Most battery meters and some chargers use charge efficiency to control and display things that we can use for keeping track of our batteries. Without factoring in charge efficiency, the units would have lots of trouble being even close on recharge cycles for SOC. It appears to be the Peukert factor of the recharge side.
As I have been messing around with our new (and old) stuff, it has gotten very obvious that how I understand charge efficiency isn't really how it works, unless I am missing something by a long shot (always possible for me).
All the meters and our Magnum charger reset the SOC display to 100% on the charge side once they meet certain parameters like time at voltage, return amps, total amps recovered, etc, regardless of what the unit has calculated the SOC should be during recharge, which is calculated by the charge efficiency. Basically, they do that reset because the calculated state of charge % could be way, way off. If you don't get full to the parameters to do a reset it will get further off each cycle.
I couldn't get consistency on the Magnum, which recalculates the charge efficiency on each cycle reset. Each time you recharge it is putting a different charge efficiency factor on the amps back calculation that is based on previous (how many?) recharges. Sounds like a good way to do it over time, except that after a bunch of reading I found out the charge efficiency changes huge amounts based on the depth of discharge, so you are trying to hit a moving target, if you don't have consistent discharge amounts.
Here the best article I have found so far on the variations.
http://www.otherpower.com/images/sci...Efficiency.pdf
It basically says that at low SOC you might have 90%+ charge efficiency and at high state of charge it might be only 20% efficiency.
So if we ran a bunch of 10% down cycles our charge efficiency would go to the very low % automatically. If we then did a deep discharge, where the overall efficiency would be in the 80% range, or SOC meter reading would be hugely off until it reset.

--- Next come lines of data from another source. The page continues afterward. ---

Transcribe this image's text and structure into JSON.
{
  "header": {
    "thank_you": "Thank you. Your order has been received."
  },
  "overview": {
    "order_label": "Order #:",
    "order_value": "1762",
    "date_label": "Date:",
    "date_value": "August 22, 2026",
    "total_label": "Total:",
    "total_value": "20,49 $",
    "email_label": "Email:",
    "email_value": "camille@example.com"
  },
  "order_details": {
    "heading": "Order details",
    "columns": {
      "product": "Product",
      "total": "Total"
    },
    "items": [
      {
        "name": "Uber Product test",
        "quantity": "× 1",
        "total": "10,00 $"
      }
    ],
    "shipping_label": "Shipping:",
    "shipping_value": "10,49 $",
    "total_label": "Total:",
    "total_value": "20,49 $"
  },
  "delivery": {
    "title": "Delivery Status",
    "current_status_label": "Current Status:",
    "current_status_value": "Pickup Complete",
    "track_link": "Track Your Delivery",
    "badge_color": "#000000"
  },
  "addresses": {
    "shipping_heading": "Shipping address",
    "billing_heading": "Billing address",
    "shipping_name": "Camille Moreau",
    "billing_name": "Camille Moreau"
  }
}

The Trimetric does not recalculate charge efficiency, it is settable and is set at 92% default. The reset requires it to get to a settable return amp reading, so the resets will be very accurate for the next discharge cycle. The recharge cycles can be way off, though, depending on the depth of discharge, I think, because of the charge efficiency variations.

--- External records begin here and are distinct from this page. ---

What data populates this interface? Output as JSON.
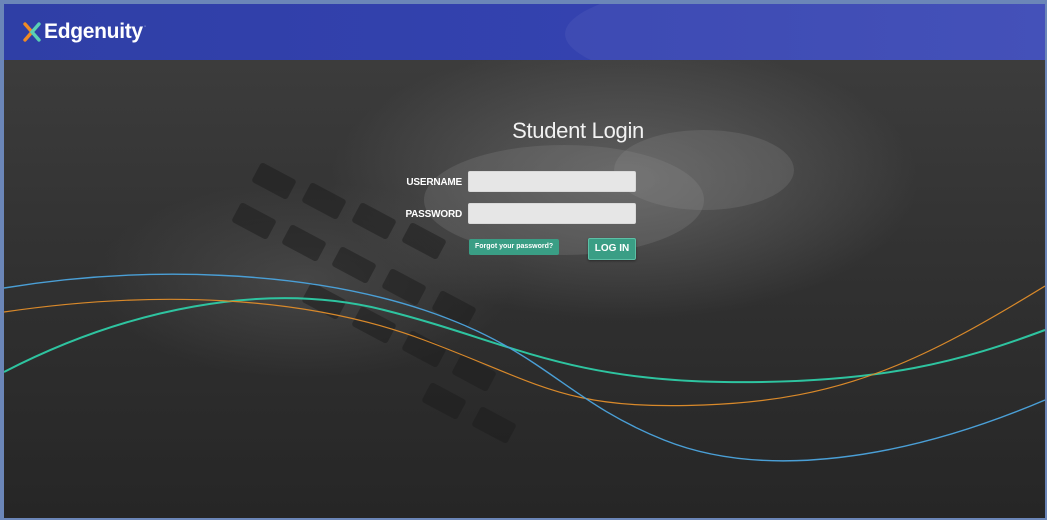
{
  "brand": {
    "name": "Edgenuity",
    "trademark": "·",
    "icon": "edgenuity-x-icon",
    "header_color": "#3442b0"
  },
  "login": {
    "title": "Student Login",
    "username_label": "USERNAME",
    "username_value": "",
    "password_label": "PASSWORD",
    "password_value": "",
    "forgot_label": "Forgot your password?",
    "submit_label": "LOG IN",
    "accent_color": "#3a9e85"
  },
  "decor": {
    "wave_colors": [
      "#2ec4a0",
      "#d9892a",
      "#4a9fd6"
    ]
  }
}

Magnum has their preferred method of transitioning from absorption to float based off the SOC calculation on recharge. They suggested I use it because it does go into bulk at every plug in, which I want. It looks at all the same stuff as the Trimetric, it appears, but the critical one to getting full batteries (return amps) is not settable and is fixed at 2%. This is way too high for the Lifelines that want .5% or even our Trojan 6 volts that are just under 1%. Their second requirement for transition is that the SOC gets to 100%, but this number can be completely off, I would think, based on the change in charge efficiency from the depth of discharge. I have tried several test cycles of using the SOC transition, and they have been off by as much as 40AH of returned charge (obtained by doing a return amp charge right after the test run).
Unless I am missing something, I don't think there is any way that the SOC transition could be very accurate on the Magnum, unless you happened to need exactly 2% return amps, or always had the same discharge depth. If the 2% were settable, it would work extremely well, I think.
I also read that charging rate affects the charge efficiency, so that those of use with 3 hugely different charge rates (shore, engine, solar) would have even more things mucking up the SOC reading on the meters and chargers.
It looks like we will be using the return amp transition to float setting on the Magnum, even though we will have to force it to bulk each time we plug in if the voltage is up. The test runs I have made using the ending amps have been amazingly accurate and repeatable.
To those that have Trimetric meters, I would recommend taking a look to make sure the return amps are set right, so you get accurate SOC resets each time you get full. After you get the return amps right, mess with the charge efficiency to get it to match your use patterns as well as it can, so it reads closer on recharge cycles. If you are just pushing the manual reset of the SOC each time you think you are full (easy to think you are full when you are not because most chargers stop early), there is a very good chance you are way off on your actually SOC vs the meter reading.